Trying to logic my way out. Listing my accomplishments. Reminding myself that everyone feels this way. These are true things, but imposter syndrome doesn’t respond to logic. It’s not a rational belief. It’s more like a weather system. It passes through, or it doesn’t. Arguments don’t disperse it.
Reading about successful writers who felt like imposters. This is supposed to be comforting. And it is, briefly. But then my brain does a fun thing where it goes, yes, but they were actually talented. Their imposter syndrome was unfounded. Yours is accurate.
Thanks, brain. Very helpful.
I don’t have a cure. But I’ve found a few things that make it possible to keep going.
Lowering the identity stakes. Instead of sitting down to write as a Writer, capital W, I try to sit down as just a person messing around with words. No identity on the line. No test I’m passing or failing.
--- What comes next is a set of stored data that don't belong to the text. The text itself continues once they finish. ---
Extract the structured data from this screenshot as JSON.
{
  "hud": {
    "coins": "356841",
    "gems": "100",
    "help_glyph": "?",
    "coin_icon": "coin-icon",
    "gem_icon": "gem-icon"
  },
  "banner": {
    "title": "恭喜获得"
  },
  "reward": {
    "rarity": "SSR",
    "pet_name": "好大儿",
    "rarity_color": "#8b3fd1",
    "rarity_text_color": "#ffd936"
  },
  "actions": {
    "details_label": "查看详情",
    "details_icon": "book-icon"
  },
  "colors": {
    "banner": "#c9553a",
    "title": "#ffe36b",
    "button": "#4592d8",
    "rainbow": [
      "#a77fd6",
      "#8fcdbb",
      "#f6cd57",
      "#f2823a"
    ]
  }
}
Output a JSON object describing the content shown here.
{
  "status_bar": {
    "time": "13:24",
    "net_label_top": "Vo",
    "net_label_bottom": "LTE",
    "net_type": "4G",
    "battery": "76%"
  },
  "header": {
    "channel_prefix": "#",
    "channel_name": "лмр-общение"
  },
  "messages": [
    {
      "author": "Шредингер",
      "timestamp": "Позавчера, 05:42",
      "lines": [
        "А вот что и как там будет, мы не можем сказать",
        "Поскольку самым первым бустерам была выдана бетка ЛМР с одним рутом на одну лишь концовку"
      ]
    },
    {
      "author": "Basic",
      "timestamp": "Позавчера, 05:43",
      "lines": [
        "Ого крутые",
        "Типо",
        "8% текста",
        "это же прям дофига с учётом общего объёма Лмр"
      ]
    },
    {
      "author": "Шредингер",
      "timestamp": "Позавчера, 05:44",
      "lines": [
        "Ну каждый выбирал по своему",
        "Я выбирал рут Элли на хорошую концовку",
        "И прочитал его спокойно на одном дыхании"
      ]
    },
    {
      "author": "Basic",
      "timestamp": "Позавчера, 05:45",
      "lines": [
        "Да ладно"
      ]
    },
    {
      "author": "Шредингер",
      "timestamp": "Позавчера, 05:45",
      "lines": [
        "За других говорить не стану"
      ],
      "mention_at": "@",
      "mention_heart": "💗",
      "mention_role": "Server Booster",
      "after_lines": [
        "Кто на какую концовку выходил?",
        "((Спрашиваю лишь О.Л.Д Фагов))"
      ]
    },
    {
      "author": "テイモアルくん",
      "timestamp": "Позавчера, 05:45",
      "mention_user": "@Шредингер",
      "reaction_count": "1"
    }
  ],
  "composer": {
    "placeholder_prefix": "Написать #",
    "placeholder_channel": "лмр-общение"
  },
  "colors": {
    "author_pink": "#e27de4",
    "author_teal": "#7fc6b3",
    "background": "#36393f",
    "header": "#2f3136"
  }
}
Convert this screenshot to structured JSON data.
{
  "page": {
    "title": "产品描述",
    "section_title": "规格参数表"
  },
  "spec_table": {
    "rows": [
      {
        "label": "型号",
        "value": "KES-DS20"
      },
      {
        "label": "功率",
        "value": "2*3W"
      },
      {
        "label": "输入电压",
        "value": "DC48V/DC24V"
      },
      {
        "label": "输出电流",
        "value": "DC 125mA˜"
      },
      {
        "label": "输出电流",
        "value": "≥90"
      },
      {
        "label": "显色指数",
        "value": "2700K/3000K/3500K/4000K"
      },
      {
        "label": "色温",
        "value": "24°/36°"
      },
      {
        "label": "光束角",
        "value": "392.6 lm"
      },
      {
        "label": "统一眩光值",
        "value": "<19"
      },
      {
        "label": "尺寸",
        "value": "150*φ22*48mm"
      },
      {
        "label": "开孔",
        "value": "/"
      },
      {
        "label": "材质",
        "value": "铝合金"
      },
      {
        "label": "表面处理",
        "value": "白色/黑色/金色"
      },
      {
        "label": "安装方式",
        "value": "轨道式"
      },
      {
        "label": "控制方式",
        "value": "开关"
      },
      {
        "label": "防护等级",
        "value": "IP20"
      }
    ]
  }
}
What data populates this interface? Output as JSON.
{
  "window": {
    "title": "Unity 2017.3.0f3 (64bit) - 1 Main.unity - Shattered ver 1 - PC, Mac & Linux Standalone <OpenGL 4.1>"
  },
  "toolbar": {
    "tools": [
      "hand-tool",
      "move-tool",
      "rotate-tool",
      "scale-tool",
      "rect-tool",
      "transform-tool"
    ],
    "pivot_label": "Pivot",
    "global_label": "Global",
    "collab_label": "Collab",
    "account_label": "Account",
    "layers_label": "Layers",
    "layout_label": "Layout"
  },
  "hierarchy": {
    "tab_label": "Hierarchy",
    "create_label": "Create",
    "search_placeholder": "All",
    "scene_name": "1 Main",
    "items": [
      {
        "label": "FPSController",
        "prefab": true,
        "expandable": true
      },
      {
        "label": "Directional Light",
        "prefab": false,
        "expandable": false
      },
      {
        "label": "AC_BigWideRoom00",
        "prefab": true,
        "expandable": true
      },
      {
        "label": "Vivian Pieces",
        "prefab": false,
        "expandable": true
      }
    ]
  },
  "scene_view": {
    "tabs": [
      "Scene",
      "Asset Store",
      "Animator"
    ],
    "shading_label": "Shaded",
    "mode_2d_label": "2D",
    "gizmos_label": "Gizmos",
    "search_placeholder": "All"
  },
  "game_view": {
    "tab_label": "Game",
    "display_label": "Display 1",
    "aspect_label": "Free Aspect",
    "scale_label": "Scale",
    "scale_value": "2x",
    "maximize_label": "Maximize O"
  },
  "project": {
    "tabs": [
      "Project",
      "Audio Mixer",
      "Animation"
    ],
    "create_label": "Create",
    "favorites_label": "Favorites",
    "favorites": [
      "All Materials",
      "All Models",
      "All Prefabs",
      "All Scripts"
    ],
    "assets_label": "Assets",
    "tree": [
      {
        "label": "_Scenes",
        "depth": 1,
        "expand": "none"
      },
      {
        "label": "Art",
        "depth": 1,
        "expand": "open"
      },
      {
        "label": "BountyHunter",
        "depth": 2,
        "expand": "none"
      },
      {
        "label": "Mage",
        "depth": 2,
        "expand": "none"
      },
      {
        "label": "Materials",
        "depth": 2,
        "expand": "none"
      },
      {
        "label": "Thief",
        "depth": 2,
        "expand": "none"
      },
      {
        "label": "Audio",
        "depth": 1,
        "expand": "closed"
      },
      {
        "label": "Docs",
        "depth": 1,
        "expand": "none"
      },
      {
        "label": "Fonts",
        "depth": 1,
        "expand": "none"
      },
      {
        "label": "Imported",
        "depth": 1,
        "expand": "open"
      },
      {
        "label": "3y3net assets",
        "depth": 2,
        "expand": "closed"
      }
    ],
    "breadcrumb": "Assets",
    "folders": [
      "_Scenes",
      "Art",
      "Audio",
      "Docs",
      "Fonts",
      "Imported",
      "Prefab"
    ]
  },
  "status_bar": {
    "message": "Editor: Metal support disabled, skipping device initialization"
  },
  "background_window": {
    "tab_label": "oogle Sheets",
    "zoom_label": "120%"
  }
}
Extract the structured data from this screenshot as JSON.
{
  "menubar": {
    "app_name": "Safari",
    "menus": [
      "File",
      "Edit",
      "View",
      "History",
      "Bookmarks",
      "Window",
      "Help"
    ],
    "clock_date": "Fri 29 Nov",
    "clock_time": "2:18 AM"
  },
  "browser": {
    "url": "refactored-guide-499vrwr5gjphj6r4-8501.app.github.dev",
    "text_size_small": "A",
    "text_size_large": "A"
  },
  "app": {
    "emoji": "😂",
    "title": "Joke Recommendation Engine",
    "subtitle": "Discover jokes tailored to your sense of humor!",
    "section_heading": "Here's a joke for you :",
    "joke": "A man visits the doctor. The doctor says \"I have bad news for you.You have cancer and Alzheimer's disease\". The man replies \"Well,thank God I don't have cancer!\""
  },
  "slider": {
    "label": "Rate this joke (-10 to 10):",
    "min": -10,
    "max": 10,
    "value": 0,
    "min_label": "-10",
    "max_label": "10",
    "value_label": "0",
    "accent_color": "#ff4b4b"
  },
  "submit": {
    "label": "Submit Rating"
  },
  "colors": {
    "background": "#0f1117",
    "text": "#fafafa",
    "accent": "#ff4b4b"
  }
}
Just me and a document, seeing what happens.
This sounds like a small shift, but it changes the pressure entirely. If I’m not claiming to be anything, I can’t be an imposter.
Focusing on the process. Am I enjoying this, even a little? Am I curious about what happens next? Am I learning something, even if the writing itself isn’t good?
When I focus on those questions instead of is this any good? or am I legitimate?, the work becomes lighter. More playful. Less like a performance review.
Remembering why I started. Not to be published. Not to be recognized. Not to prove anything to anyone. I started because I loved stories. Because making things with words felt like magic. Because there were things in my head that wanted to exist on paper.
That original impulse is still there, underneath all the anxiety about achievement and identity. Sometimes I can get back to it. Sometimes I can write from that place instead of from the place that’s worried about being good enough.
Doing it badly on purpose. This is a weird one, but it works for me. If I give myself permission to write something terrible, something I would never show anyone, the pressure drops. And often, the terrible writing turns out to be not that terrible. Or at least it gets me moving, which is more than I had before.
Talking to other writers. Not for reassurance, but for solidarity. Just hearing someone else describe the same doubts, the same fraudulent feelings, helps me remember that this is a shared experience. Not proof that I’m uniquely untalented.
I don’t think imposter syndrome ever fully goes away. I’ve read interviews with writers I deeply respect, writers with shelves full of awards, and they describe the same doubts. Maybe it just comes with the territory. Maybe creating things and putting them into the world will always feel a little vulnerable. A little exposed.
But I’m starting to believe that feeling like a fraud doesn’t mean I am one.
It just means I care about the work. That I want it to be good. That I’m aware of the gap between what I can do and what I aspire to do.
That gap is painful sometimes. But it’s also what keeps me learning. Keeps me reaching.
So I guess the goal isn’t to eliminate the doubt. It’s to write anyway. To show up anyway. To keep making things even when some voice in my head insists I have no right to.
Maybe that’s what being a writer actually is. Not confidence. Not credentials. Just the stubborn decision to keep going.
Do you struggle with this? The feeling that you’re not really a writer, that you’re somehow fooling everyone, including yourself?
I’d love to know what helps you push through. Or even just to hear that you experience it too. There’s something about knowing we’re all standing outside that room together, wondering if we belong inside, that makes it a little easier to keep going.